Maria Grazia Chiuri celebrates feminism and sisterhood in Paris
Grazia Chiuri brings sisterhood, 'impertinent' girls into spotlight at the Paris Fashion Week.
Paris: Designer Maria Grazia Chiuri once again celebrated feminism and sisterhood in her collection for Christian Dior at Paris Fashion Week, delving into the independent youth subculture styles of 1950s Britain.
Wearing a marl Dior dress, Jennifer Lawrence swept down the stone steps inside the Rodin Museum, the venue for Dior’s show Tuesday, to form her own sisterhood with English actress Gemma Arterton and model Karlie Kloss.

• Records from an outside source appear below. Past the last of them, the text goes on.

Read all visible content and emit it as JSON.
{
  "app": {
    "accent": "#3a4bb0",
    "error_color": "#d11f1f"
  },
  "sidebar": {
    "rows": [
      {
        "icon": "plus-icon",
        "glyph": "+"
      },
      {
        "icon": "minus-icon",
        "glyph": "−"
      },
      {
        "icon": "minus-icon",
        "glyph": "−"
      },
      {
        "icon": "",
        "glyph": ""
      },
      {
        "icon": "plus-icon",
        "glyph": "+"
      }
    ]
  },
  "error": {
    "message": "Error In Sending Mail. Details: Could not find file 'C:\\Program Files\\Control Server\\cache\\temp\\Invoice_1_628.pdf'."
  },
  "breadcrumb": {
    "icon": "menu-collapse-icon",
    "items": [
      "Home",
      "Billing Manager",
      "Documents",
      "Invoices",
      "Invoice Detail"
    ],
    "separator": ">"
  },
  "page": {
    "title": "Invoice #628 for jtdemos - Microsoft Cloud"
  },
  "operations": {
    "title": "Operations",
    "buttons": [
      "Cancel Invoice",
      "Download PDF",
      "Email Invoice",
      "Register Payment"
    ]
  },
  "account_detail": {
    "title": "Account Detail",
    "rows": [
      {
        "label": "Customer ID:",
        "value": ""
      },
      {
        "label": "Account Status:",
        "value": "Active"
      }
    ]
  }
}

Lawrence remained an island of calm in the heaving mass of cameras that eventually caused security to reroute guests. She showed her engagement ring from New York art gallerist Cooke Maroney as photographers vied for shots in the sweltering room.
A gargantuan art installation covered the runway walls, spelling out words like “feminists” as Dior’s first female designer, Maria Grazia Chiuri, took the theme to the sassy styles of British “Teddy Girls,” a rebellious breed of British teens during the 1950s. It was a new territory.
Monochrome gingham, red check, full skirts, big black leather belts, pointy shoes and cutoff bobby socks all evoked the girls who formed part of a largely forgotten subculture that took its name from the Edwardian-style “Teddy” jacket donned by adherents.
The Teddy Girls rebelled against austerity after World War II and replaced it with messy exuberance in their clothes. It’s laudable that Chiuri sought inspiration in “the queens of a ravaged landscape” who were “impertinent characters,” according to the description in the program notes.
For fall-winter, slightly awkward bell hat-hybrids led the eye down to Edwardian coats, their exaggerated lapels touched on a trend seen in Milan. Pleated or buttoned-down, full skirts evoked the end of wartime rationing.